Among our advanced solution providers, iManage and OpenText, two of the largest ECM solution providers, have recently introduced hybrid-cloud products. Zia Consulting, an Alfresco-based solution provider, is a particularly strong hybrid-deployment enthusiast. And in a reverse application of the same concept, NetDocuments, a Cloud-based application, offers its clients an on-premises backup replication service, synchronizing copies of all documents stored in the system to client-provided on-premises hardware.
The introduction and rising popularity of the “hybrid cloud” model makes logical sense. The resistance by legal organizations to Software-as-a-Service (SaaS) Cloud deployments is indeed slowly dissipating (Fig. 1). Cloud represents the modern-day manifestation of corporate WAN-infrastructures, though predicated on the leverage of the Internet and third-party infrastructures built for global scale. Proprietary enterprises could never approximate such horsepower.
These factors, as well as the burgeoning availability of Web-based integration and support services, help make extending content boundaries an attractive and cost effective proposition. The embrace of the Cloud, however, is tempered by concerns for the security of data and regulations surrounding the residency and flow of data in a global environment where political borders increasingly compete with technological ones.
In some cases, the decision to keep data on-premises is driven by client discomfort. Much like the patient that struggles with the decision to be first to undergo a new procedure, few clients want to be guinea pigs for untested paradigms with potentially large risk exposure. Further, the availability and varying degrees of Cloud-readiness of third-party system integrations, and the need to maintain the integrity of those integrations in step, should also raise caution.
The embrace of the Cloud, generally and in legal, has been deliberate though gradual.
We see the growth of “hybrid cloud” to be a transformative influence in the adoption of cloud-based technologies and, notably, the migration of data to the Cloud. It helps to create and foster a technology infrastructure that seamlessly avails of the access and scale of Cloud while mitigating risk and concerns over control and compliance.
Though we expect Cloud penetration to grow, we also see it growing slowly and don’t expect it to overtake on-premises enterprises anytime in the near future. In fact, recent IDC projections predict the amount of total data “touched by the cloud” to be less than 40 percent of enterprise content by the year 2020 (Fig. 2).
Secure ECM for a Mobile Workforce
As with the Cloud, the appeal and embrace of access to ECM systems via portable wireless devices such as smartphones and tablets also continues to increase, both in the context of access on company-provided devices and with personal devices (so-called BYOD). All Advanced ECM solution providers offer an ability to access their systems via the wireless Web, whether through a browser interface or an app. While iOS is a predominantly available format, some solution providers also support Android, Windows Mobile and Blackberry. Some of the extensions of functionality to wireless being introduced are also unique and innovative. HP, for instance, which has consolidated their information management business units, has built an integrated solution that allows users to route automated forms to office printers – another key HP competency – directly from the wireless device.
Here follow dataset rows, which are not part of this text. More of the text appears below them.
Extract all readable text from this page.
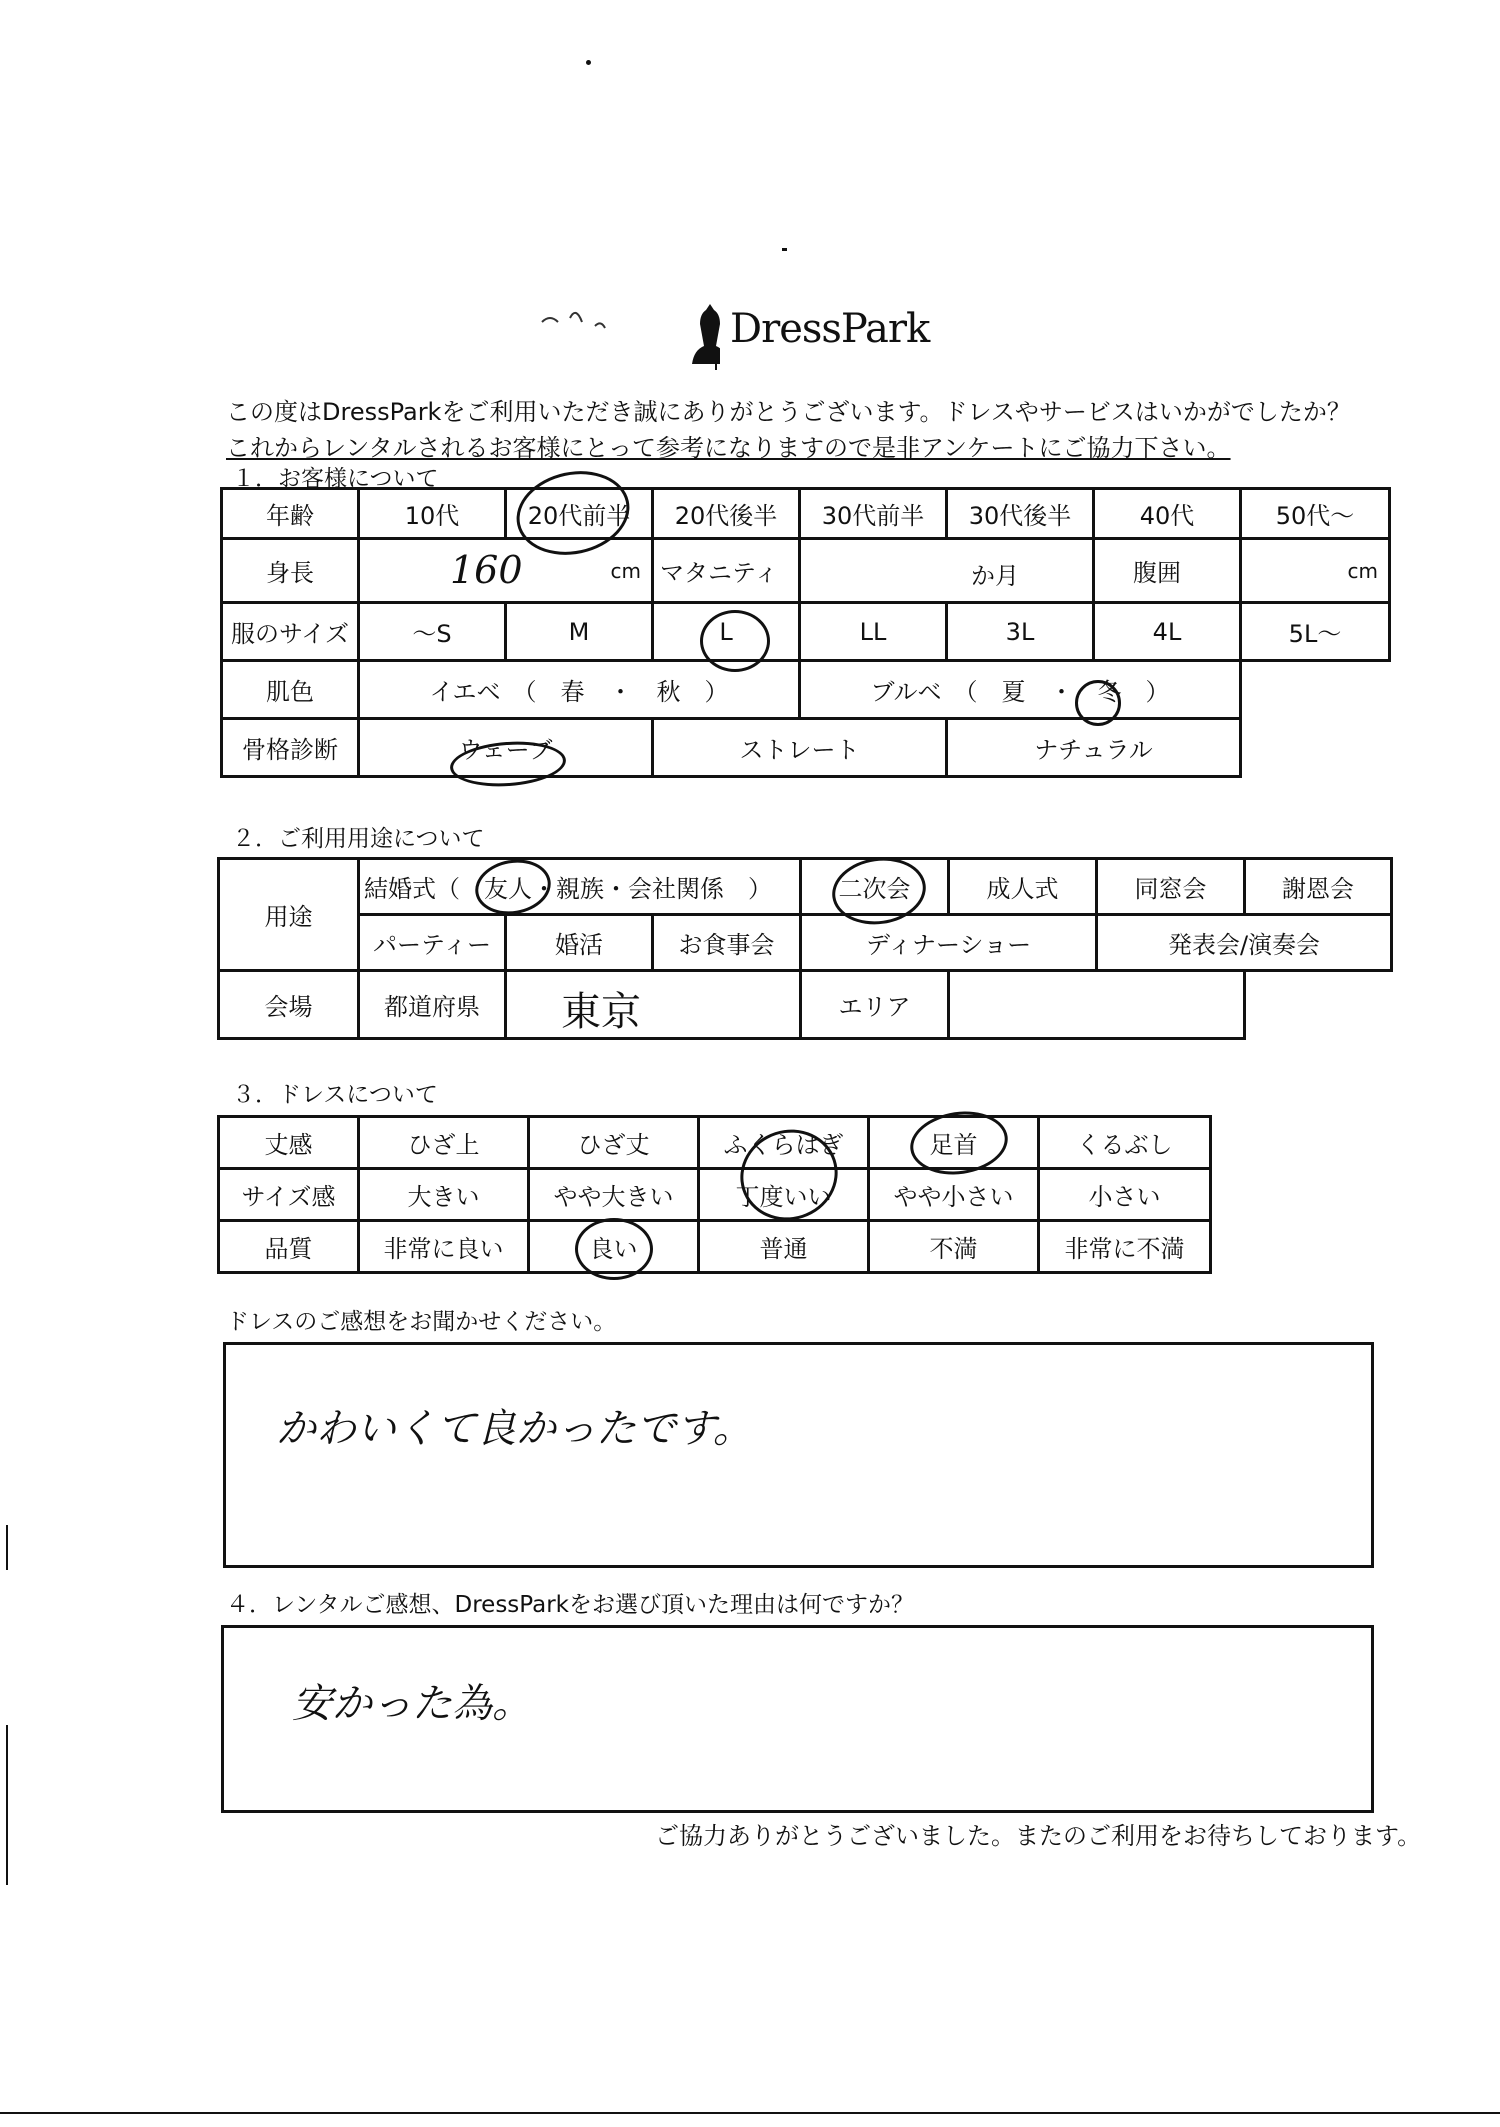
DressPark
この度はDressParkをご利用いただき誠にありがとうございます。ドレスやサービスはいかがでしたか？
これからレンタルされるお客様にとって参考になりますので是非アンケートにご協力下さい。
１．お客様について
年齢	10代	20代前半	20代後半	30代前半	30代後半	40代	50代～
身長	160 cm		マタニティ	か月		腹囲	cm

服のサイズ	～S	M	L	LL	3L	4L	5L～
肌色	イエベ　（　春　・　秋　）			ブルベ　（　夏　・　冬　）			
骨格診断	ウェーブ		ストレート		ナチュラル		
２．ご利用用途について
用途	結婚式（　友人・親族・会社関係　）			二次会	成人式	同窓会	謝恩会
	パーティー	婚活	お食事会	ディナーショー		発表会/演奏会	
会場	都道府県	東京		エリア			
３．ドレスについて
丈感	ひざ上	ひざ丈	ふくらはぎ	足首	くるぶし
サイズ感	大きい	やや大きい	丁度いい	やや小さい	小さい
品質	非常に良い	良い	普通	不満	非常に不満
ドレスのご感想をお聞かせください。
かわいくて良かったです。
４．レンタルご感想、DressParkをお選び頂いた理由は何ですか？
安かった為。
ご協力ありがとうございました。またのご利用をお待ちしております。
With this wireless extensibility, though, come the inevitable concerns over control and security. How can administrators enforce organizational content policy? Are users commingling business data with personal data – and is that inherently a problem? What would happen if the user’s device is lost or stolen? Such concerns trouble 80 percent of organizations, who cite security as a major challenge to offering their users wireless accessibility.
These security concerns are now driving the development of new technologies that aim to “containerize” or “wrap” the ECM system environment on the wireless device. Companies like Good Technology and VMWare have introduced “mobile device management” (MDM) software. This software empowers IT administrators to set permissions and access controls dictating what a user can and cannot do on the device; to set passwords, encryption keys or other authentication requirements; to physically limit where on the device documents can live and remain; and to wipe the wireless device if it is lost or stolen.
Seeing the value of MDM as a means of driving wireless adoption, OpenText, an Advanced Solution provider covered in this report, has developed an “application-wrapping” function for its eDOCS DM for Wireless product that allows users to integrate the wireless DM with any of these MDM software options. Perhaps telling, Box, a cloud-based document repository provider with a clear and deliberate vision for legal market penetration, purchased the MDM startup Airpost in 2015.